Edward was nine years old when he became king of England and just fifteen when he died. Although he was extremely devout, he was so young that most policies, religious and otherwise, were set largely by his Lord Protectors—first his uncle, Edward Seymour, duke of Somerset, and later, after Somerset’s fall and execution, John Dudley, duke of Northumberland.
After the burst of new English Bibles during the reign of his father Henry VIII (the Tyndale translations, the Coverdale Bible, Matthew’s Bible, and the Great Bible), no major new English Bibles were produced under Edward’s rule.
Edward and his protectors did, however, preside over the publication of the first Book of Common Prayer (1549), an English-language prayer book that may have had as great an impact on ordinary people as the shift to English Bibles. The second edition of the Book of Common Prayer, in 1552, was also published during Edward’s reign.

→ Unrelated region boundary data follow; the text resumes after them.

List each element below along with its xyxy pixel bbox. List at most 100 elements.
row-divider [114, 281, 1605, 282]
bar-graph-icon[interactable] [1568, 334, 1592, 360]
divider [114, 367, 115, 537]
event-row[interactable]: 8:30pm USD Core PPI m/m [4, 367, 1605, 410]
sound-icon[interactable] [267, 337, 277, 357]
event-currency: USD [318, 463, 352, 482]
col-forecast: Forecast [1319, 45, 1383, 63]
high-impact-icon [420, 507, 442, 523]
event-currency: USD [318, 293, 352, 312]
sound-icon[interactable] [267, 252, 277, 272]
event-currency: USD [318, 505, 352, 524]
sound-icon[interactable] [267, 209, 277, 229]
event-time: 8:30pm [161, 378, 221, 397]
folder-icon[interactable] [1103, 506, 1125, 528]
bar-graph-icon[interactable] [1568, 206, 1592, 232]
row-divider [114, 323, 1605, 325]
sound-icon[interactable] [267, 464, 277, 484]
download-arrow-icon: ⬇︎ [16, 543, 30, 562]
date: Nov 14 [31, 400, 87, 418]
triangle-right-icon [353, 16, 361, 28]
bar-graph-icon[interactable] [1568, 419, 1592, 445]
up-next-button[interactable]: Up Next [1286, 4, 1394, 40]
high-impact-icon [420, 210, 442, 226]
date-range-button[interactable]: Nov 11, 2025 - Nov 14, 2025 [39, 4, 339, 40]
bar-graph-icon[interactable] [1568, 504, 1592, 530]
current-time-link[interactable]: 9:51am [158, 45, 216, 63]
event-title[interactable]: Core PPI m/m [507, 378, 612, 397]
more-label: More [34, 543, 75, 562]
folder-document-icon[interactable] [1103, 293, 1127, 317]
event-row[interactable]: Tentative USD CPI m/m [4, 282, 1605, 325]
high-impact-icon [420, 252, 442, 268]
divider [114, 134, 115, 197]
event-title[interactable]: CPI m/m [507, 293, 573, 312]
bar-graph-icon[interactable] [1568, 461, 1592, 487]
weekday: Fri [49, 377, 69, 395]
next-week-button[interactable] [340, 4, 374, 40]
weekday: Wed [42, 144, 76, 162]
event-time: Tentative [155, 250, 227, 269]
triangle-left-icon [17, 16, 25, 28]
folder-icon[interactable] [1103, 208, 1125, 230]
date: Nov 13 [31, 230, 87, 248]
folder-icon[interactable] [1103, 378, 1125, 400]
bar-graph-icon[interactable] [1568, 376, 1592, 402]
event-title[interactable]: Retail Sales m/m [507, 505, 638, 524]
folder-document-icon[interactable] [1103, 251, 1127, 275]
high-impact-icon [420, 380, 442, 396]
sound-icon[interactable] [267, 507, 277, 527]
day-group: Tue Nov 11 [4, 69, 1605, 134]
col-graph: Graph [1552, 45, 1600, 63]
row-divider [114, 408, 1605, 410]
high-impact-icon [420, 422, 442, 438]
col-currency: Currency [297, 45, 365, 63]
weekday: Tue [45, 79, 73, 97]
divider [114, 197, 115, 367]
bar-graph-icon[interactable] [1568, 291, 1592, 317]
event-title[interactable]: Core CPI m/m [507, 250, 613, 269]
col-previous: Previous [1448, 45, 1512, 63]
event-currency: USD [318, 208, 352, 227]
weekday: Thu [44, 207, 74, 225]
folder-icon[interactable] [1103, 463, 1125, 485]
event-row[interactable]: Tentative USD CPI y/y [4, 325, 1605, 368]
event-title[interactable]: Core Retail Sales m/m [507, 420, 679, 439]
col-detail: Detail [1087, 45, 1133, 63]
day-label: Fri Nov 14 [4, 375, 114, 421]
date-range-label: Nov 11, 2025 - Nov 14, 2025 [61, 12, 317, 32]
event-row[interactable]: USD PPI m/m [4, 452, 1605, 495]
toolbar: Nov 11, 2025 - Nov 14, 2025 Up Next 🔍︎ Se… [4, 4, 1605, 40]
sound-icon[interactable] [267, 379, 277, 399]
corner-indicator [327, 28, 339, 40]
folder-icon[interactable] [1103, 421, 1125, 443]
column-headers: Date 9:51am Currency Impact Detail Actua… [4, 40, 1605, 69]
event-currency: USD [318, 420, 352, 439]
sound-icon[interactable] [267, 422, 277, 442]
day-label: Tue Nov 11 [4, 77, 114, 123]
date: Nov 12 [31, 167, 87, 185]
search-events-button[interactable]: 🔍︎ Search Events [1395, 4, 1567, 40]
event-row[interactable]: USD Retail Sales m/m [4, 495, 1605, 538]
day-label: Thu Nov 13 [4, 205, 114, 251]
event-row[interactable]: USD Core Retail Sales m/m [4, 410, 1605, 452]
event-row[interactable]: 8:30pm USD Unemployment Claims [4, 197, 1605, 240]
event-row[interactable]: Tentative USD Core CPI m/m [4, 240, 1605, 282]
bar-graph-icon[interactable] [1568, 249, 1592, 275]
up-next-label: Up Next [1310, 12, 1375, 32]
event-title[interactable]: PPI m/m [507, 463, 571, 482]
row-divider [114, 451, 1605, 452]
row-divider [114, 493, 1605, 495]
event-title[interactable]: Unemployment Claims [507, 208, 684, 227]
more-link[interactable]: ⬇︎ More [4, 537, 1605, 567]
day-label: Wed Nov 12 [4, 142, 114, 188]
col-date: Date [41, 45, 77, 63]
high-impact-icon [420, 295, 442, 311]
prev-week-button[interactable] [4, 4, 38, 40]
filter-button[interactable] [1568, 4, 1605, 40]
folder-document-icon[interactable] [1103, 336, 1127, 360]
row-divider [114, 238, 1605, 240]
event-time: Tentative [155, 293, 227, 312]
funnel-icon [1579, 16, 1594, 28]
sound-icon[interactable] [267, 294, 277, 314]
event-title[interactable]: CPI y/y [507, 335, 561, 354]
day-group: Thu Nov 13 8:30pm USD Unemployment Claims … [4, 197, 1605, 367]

Credited to Archbishop Thomas Cranmer, the Book of Common Prayer governed English worship and devotion, including the English texts of prayers and readings that replaced their old Latin counterparts. For the next four centuries, it influenced language, literature, and social life.
The most familiar words in marriages and funerals are from the Book of Common Prayer: “til death us do part,” “ashes to ashes, dust to dust.” Miles Coverdale’s psalms, from the Great Bible, were also included in the Book of Common Prayer, making his translations more familiar to most churchgoers than the psalms in the King James Bible.